Stellantis ha presentato STLA AutoDrive 1.0, il primo sistema di guida autonoma sviluppato internamente che offre funzionalità mani libere e occhi chiusi Livello 3 SAE disponibile fino a 60 km/h, anche al buio e in condizioni atmosferiche difficili.
STLA AutoDrive abilita anche le funzionalità di Livello 2 a mani sul volante e di Livello 2+ con mani libere, occhi sulla strada a velocità più elevate, tra cui il Cruise Control adattivo e le funzioni di mantenimento della corsia.
STLA AutoDrive è parte integrante della strategia tecnologica di Stellantis insieme a STLA Brain e STLA Smart Cockpit e permette di migliorare l’intelligenza del veicolo, l’automazione e l’esperienza a bordo. STLA AutoDrive consente la guida autonoma a velocità fino a 60 km/h riducendo il ruolo attivo del conducente nel traffico stop-and-go e offrendo tempo prezioso a bordo vettura. Ideale per chi guida nelle aree urbane ad alta densità, STLA AutoDrive consentirà ai conducenti di dedicare una parte del proprio tempo a bordo ad attività diverse dalla guida, come ad esempio guardare un film, leggere e-mail, sfogliare un libro o semplicemente guardare il panorama.

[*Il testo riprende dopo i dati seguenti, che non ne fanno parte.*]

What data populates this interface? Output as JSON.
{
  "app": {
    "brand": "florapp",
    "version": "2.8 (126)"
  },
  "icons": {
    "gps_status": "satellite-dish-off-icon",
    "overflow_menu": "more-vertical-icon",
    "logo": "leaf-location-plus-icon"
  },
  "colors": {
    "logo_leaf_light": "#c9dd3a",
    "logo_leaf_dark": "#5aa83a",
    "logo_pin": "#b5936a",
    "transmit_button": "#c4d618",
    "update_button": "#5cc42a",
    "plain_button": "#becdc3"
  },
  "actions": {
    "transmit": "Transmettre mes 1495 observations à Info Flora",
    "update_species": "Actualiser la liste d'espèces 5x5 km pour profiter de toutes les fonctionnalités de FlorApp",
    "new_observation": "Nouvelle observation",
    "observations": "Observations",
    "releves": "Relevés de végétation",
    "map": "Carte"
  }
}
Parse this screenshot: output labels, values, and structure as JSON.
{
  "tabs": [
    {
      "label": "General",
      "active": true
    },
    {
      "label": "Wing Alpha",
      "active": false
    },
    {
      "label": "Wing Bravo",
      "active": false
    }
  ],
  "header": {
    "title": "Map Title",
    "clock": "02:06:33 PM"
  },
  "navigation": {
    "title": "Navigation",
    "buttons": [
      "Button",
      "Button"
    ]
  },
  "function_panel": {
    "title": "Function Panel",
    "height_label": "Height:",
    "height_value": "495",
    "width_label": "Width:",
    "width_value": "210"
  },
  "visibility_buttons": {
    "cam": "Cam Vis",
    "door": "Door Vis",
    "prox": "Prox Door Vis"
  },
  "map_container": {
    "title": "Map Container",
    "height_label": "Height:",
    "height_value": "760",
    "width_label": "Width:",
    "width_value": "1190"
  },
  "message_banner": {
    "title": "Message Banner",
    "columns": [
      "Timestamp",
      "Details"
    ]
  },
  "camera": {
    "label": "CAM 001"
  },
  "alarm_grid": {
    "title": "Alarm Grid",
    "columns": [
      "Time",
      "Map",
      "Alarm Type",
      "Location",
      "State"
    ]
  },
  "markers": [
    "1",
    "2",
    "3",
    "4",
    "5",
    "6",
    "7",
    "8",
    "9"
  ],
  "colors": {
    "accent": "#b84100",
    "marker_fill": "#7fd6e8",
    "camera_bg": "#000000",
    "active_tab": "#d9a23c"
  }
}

Il sistema è progettato per essere semplice: quando le condizioni del traffico e dell’ambiente attorno alla vettura lo consentono, il conducente viene avvisato che STLA AutoDrive è pronta ad entrare in funzione. Una volta attivato attraverso un pulsante, il sistema prende il controllo del veicolo mantenendo le distanze di sicurezza, regolando la velocità e gestendo la sterzata e la frenata senza soluzione di continuità in base al flusso del traffico.
STLA AutoDrive monitora continuamente l’ambiente circostante attraverso una serie di sensori per garantire uno stile di guida preciso e sicuro ed un funzionamento affidabile anche in caso di guida al buio o in condizioni atmosferiche difficili, ad esempio in caso di pioggia leggera. Per mantenere le prestazioni costanti, un sistema automatico di pulizia dei sensori pulisce i componenti critici in modo da garantire affidabilità e funzionalità ottimali.
Progettato su un’architettura scalabile, STLA AutoDrive è pronto per l’implementazione e può essere adattato sulle vetture dei brand di Stellantis nei mercati globali, garantendo un’implementazione continua a seconda delle strategie commerciali e della domanda del mercato. Il sistema è inoltre collegato al cloud, che consente miglioramenti continui grazie agli aggiornamenti over-the-air e all’integrazione dei dati in tempo reale per ottimizzare le prestazioni.